What is live streaming?
In digital terms, streaming is a method of transmitting and receiving audio/video data over a computer network. It is called streaming because we are consuming the data in real-time in a steady, continuous stream, with the key characteristic being how we can allow the playback to start while the rest of the data is still being received. This allows users to start playing the audio/video data before the entire data is downloaded.
Live streaming happens when the uploader of the video is also uploading the video in real-time, and the content is streamed before being recorded and stored. With the advancements in technologies in recent years, especially faster internet bandwidth, we can now consume various types of broadcasts via live streaming.
As we can see, the main difference between regular streaming and live streaming is whether the audio/video content is stored beforehand before being relayed to the audience. In live streaming, the audience consumes the content at the same moment the creator creates the content.
How Live Streaming Works
While the actual execution of a live streaming process might seem complicated at first, actually it only involves several key steps:
- Source capture
- Data compression and encoding
- Data segmentation
- Data distribution
- Decoding and playback
1. Source capture
The live streaming process starts when a camera captures the footage. The camera is connected to a computer (or other types of computing devices), and the camera will send the footage as digital data to the computer.
2. Data compression and encoding
The footage is compressed and encoded by the computer (or a separate physical encoder). Compression is required to remove unnecessary data and ensure optimal data size and transfer rate. It’s common that not all frames of the video stream must be fully rendered, some can be partially rendered or even totally eliminated to conserve data.
Encoding is the process of encoding or converting data into a new format. The footage data is converted into a digital format that is stream-friendly and recognized by a wide variety of playback devices.
3. Data Segmentation
If the video footage is left intact in its full size, it can take a long time both to upload and download the video file at once. Data segmentation is necessary to divide the video footage into smaller segments, with each segment only consisting of a few seconds in length.
In practice, the whole process of compressing, encoding, and segmenting the video data only lasts a few seconds in total.

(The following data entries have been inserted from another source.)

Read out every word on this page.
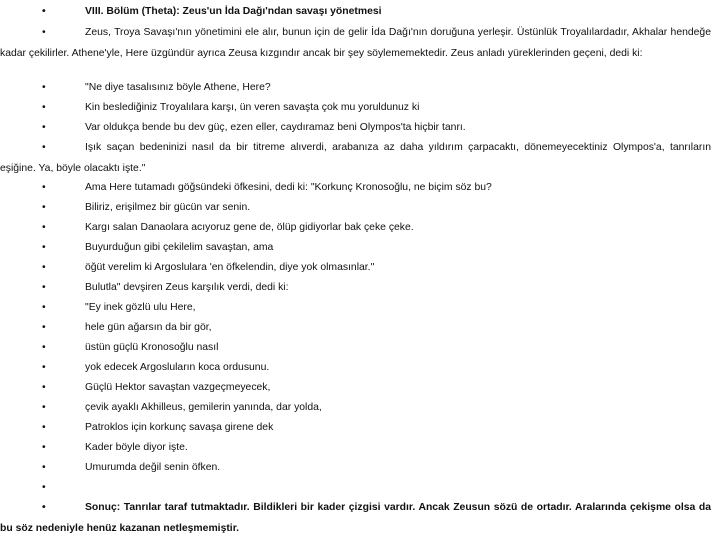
•	VIII. Bölüm (Theta): Zeus'un İda Dağı'ndan savaşı yönetmesi
•	Zeus, Troya Savaşı'nın yönetimini ele alır, bunun için de gelir İda Dağı'nın doruğuna yerleşir. Üstünlük Troyalılardadır, Akhalar hendeğe kadar çekilirler. Athene'yle, Here üzgündür ayrıca Zeusa kızgındır ancak bir şey söylememektedir. Zeus anladı yüreklerinden geçeni, dedi ki:
•	"Ne diye tasalısınız böyle Athene, Here?
•	Kin beslediğiniz Troyalılara karşı, ün veren savaşta çok mu yoruldunuz ki
•	Var oldukça bende bu dev güç, ezen eller, caydıramaz beni Olympos'ta hiçbir tanrı.
•	Işık saçan bedeninizi nasıl da bir titreme alıverdi, arabanıza az daha yıldırım çarpacaktı, dönemeyecektiniz Olympos'a, tanrıların eşiğine. Ya, böyle olacaktı işte."
•	Ama Here tutamadı göğsündeki öfkesini, dedi ki: "Korkunç Kronosoğlu, ne biçim söz bu?
•	Biliriz, erişilmez bir gücün var senin.
•	Kargı salan Danaolara acıyoruz gene de, ölüp gidiyorlar bak çeke çeke.
•	Buyurduğun gibi çekilelim savaştan, ama
•	öğüt verelim ki Argoslulara 'en öfkelendin, diye yok olmasınlar."
•	Bulutla" devşiren Zeus karşılık verdi, dedi ki:
•	"Ey inek gözlü ulu Here,
•	hele gün ağarsın da bir gör,
•	üstün güçlü Kronosoğlu nasıl
•	yok edecek Argosluların koca ordusunu.
•	Güçlü Hektor savaştan vazgeçmeyecek,
•	çevik ayaklı Akhilleus, gemilerin yanında, dar yolda,
•	Patroklos için korkunç savaşa girene dek
•	Kader böyle diyor işte.
•	Umurumda değil senin öfken.
•
•	Sonuç: Tanrılar taraf tutmaktadır. Bildikleri bir kader çizgisi vardır. Ancak Zeusun sözü de ortadır. Aralarında çekişme olsa da bu söz nedeniyle henüz kazanan netleşmemiştir.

4. Data Distribution and Caching
Once the video data has been properly compressed, encoded, and segmented, it is ready for distribution. Since the data must be uploaded and downloaded in real-time, it’s essential to use a CDN (Content Delivery Network) to maintain consistency in content delivery to multiple locations.

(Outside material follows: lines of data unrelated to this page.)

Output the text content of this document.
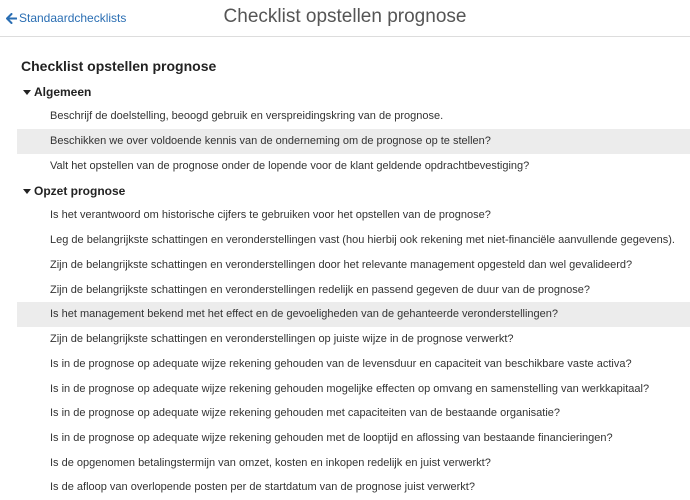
Standaardchecklists	Checklist opstellen prognose
Checklist opstellen prognose
Algemeen
Beschrijf de doelstelling, beoogd gebruik en verspreidingskring van de prognose.
Beschikken we over voldoende kennis van de onderneming om de prognose op te stellen?
Valt het opstellen van de prognose onder de lopende voor de klant geldende opdrachtbevestiging?
Opzet prognose
Is het verantwoord om historische cijfers te gebruiken voor het opstellen van de prognose?
Leg de belangrijkste schattingen en veronderstellingen vast (hou hierbij ook rekening met niet-financiële aanvullende gegevens).
Zijn de belangrijkste schattingen en veronderstellingen door het relevante management opgesteld dan wel gevalideerd?
Zijn de belangrijkste schattingen en veronderstellingen redelijk en passend gegeven de duur van de prognose?
Is het management bekend met het effect en de gevoeligheden van de gehanteerde veronderstellingen?
Zijn de belangrijkste schattingen en veronderstellingen op juiste wijze in de prognose verwerkt?
Is in de prognose op adequate wijze rekening gehouden van de levensduur en capaciteit van beschikbare vaste activa?
Is in de prognose op adequate wijze rekening gehouden mogelijke effecten op omvang en samenstelling van werkkapitaal?
Is in de prognose op adequate wijze rekening gehouden met capaciteiten van de bestaande organisatie?
Is in de prognose op adequate wijze rekening gehouden met de looptijd en aflossing van bestaande financieringen?
Is de opgenomen betalingstermijn van omzet, kosten en inkopen redelijk en juist verwerkt?
Is de afloop van overlopende posten per de startdatum van de prognose juist verwerkt?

The CDN will also cache each segment of the live broadcast, so the viewers will get the content from the CDN cache instead of from the origin server which may be located far away from the viewer.
5. Decoding and Playback
The viewers will receive the live stream from the CDN, and the viewer’s device will decompress and decode the video data until it’s ready for playback (again this happens in just a few seconds). A media player on the viewer’s device will finally play back the video.
How To Start Your Own Live Streaming Channel?

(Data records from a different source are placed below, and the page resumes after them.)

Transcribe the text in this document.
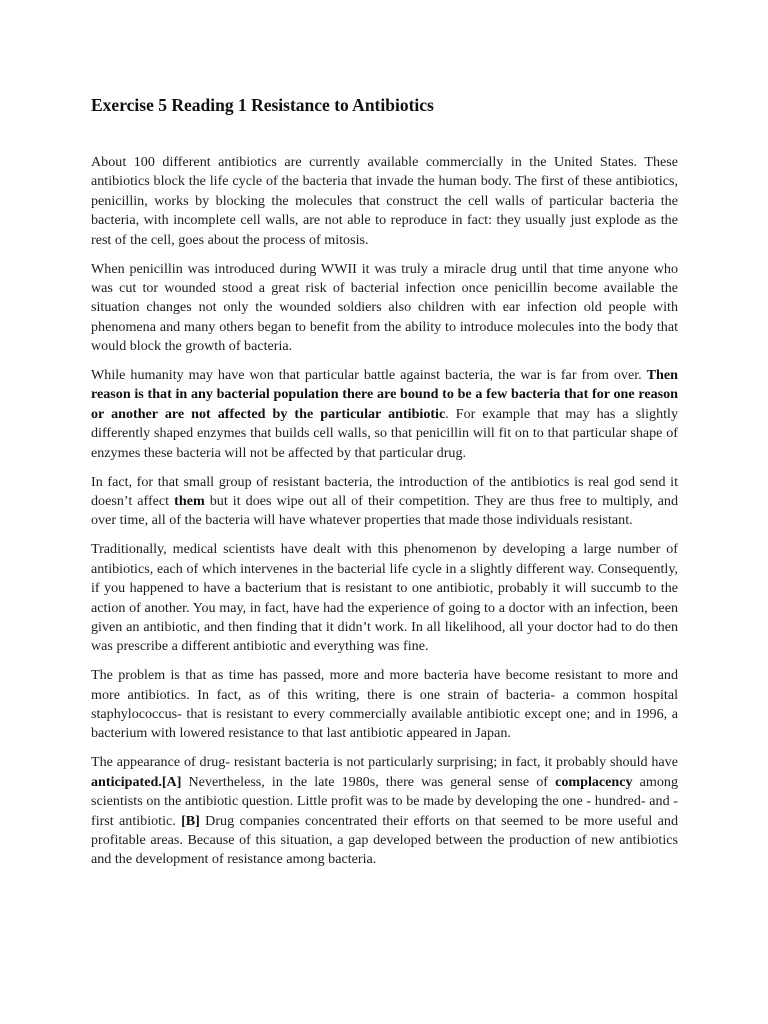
Exercise 5 Reading 1 Resistance to Antibiotics

About 100 different antibiotics are currently available commercially in the United States. These antibiotics block the life cycle of the bacteria that invade the human body. The first of these antibiotics, penicillin, works by blocking the molecules that construct the cell walls of particular bacteria the bacteria, with incomplete cell walls, are not able to reproduce in fact: they usually just explode as the rest of the cell, goes about the process of mitosis.

When penicillin was introduced during WWII it was truly a miracle drug until that time anyone who was cut tor wounded stood a great risk of bacterial infection once penicillin become available the situation changes not only the wounded soldiers also children with ear infection old people with phenomena and many others began to benefit from the ability to introduce molecules into the body that would block the growth of bacteria.

While humanity may have won that particular battle against bacteria, the war is far from over. Then reason is that in any bacterial population there are bound to be a few bacteria that for one reason or another are not affected by the particular antibiotic. For example that may has a slightly differently shaped enzymes that builds cell walls, so that penicillin will fit on to that particular shape of enzymes these bacteria will not be affected by that particular drug.

In fact, for that small group of resistant bacteria, the introduction of the antibiotics is real god send it doesn’t affect them but it does wipe out all of their competition. They are thus free to multiply, and over time, all of the bacteria will have whatever properties that made those individuals resistant.

Traditionally, medical scientists have dealt with this phenomenon by developing a large number of antibiotics, each of which intervenes in the bacterial life cycle in a slightly different way. Consequently, if you happened to have a bacterium that is resistant to one antibiotic, probably it will succumb to the action of another. You may, in fact, have had the experience of going to a doctor with an infection, been given an antibiotic, and then finding that it didn’t work. In all likelihood, all your doctor had to do then was prescribe a different antibiotic and everything was fine.

The problem is that as time has passed, more and more bacteria have become resistant to more and more antibiotics. In fact, as of this writing, there is one strain of bacteria- a common hospital staphylococcus- that is resistant to every commercially available antibiotic except one; and in 1996, a bacterium with lowered resistance to that last antibiotic appeared in Japan.

The appearance of drug- resistant bacteria is not particularly surprising; in fact, it probably should have anticipated.[A] Nevertheless, in the late 1980s, there was general sense of complacency among scientists on the antibiotic question. Little profit was to be made by developing the one - hundred- and -first antibiotic. [B] Drug companies concentrated their efforts on that seemed to be more useful and profitable areas. Because of this situation, a gap developed between the production of new antibiotics and the development of resistance among bacteria.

Are you looking to live-stream your own content and start your own live streaming channel? Nowadays, starting a live streaming channel is easier and more affordable, and basically, you have three different options:
1. Building your own solution
This is technically the option where you’ll get the most freedom. If you have the technical know-how or the budget to hire a professional software developer, then you can create your own platform to live stream your content.
However, not only this option is expensive and difficult, but building and testing your own solution can take a significant amount of time, so the slow turnaround time might not be preferable.
2. Using off-the-shelf solutions
There are various social platforms like YouTube Live, Facebook, or Twitch where we can live broadcast our video content right away. Many of them are totally free, or at least very affordable, and most of them are very easy to use even without any programming knowledge.
However, you’ll get the least option regarding customization, and you’ll be limited by the platform’s regulations on what types of content you can broadcast and how you are going to monetize your content.
3. Using Professional Live Streaming Solutions
In this approach, we can use a professional live streaming solution like Viloud where you can get the best of both worlds: you’ll get the versatility and freedom of building your own platform from scratch while eliminating the lengthy and expensive development time.
With Viloud, you can embed your live stream directly on your website or application, or send your broadcast to a Viloud channel while controlling your different channels and platforms from a single dashboard.
Viloud’s CDN also offers adaptive bitrate (ABR) streaming, which will automatically deliver your live broadcast content according to the viewer’s device and available bandwidth. This ensures a high-quality viewing experience in fluctuating bandwidth.
Summary: What Is Live Streaming?
Live streaming is now one of the most popular methods to consume content on the internet, especially among the younger generation. The term live streaming refers to broadcasting a live video to multiple users at once, of which both the upload process (from the content creator) and the download process (of the viewers) happens almost simultaneously.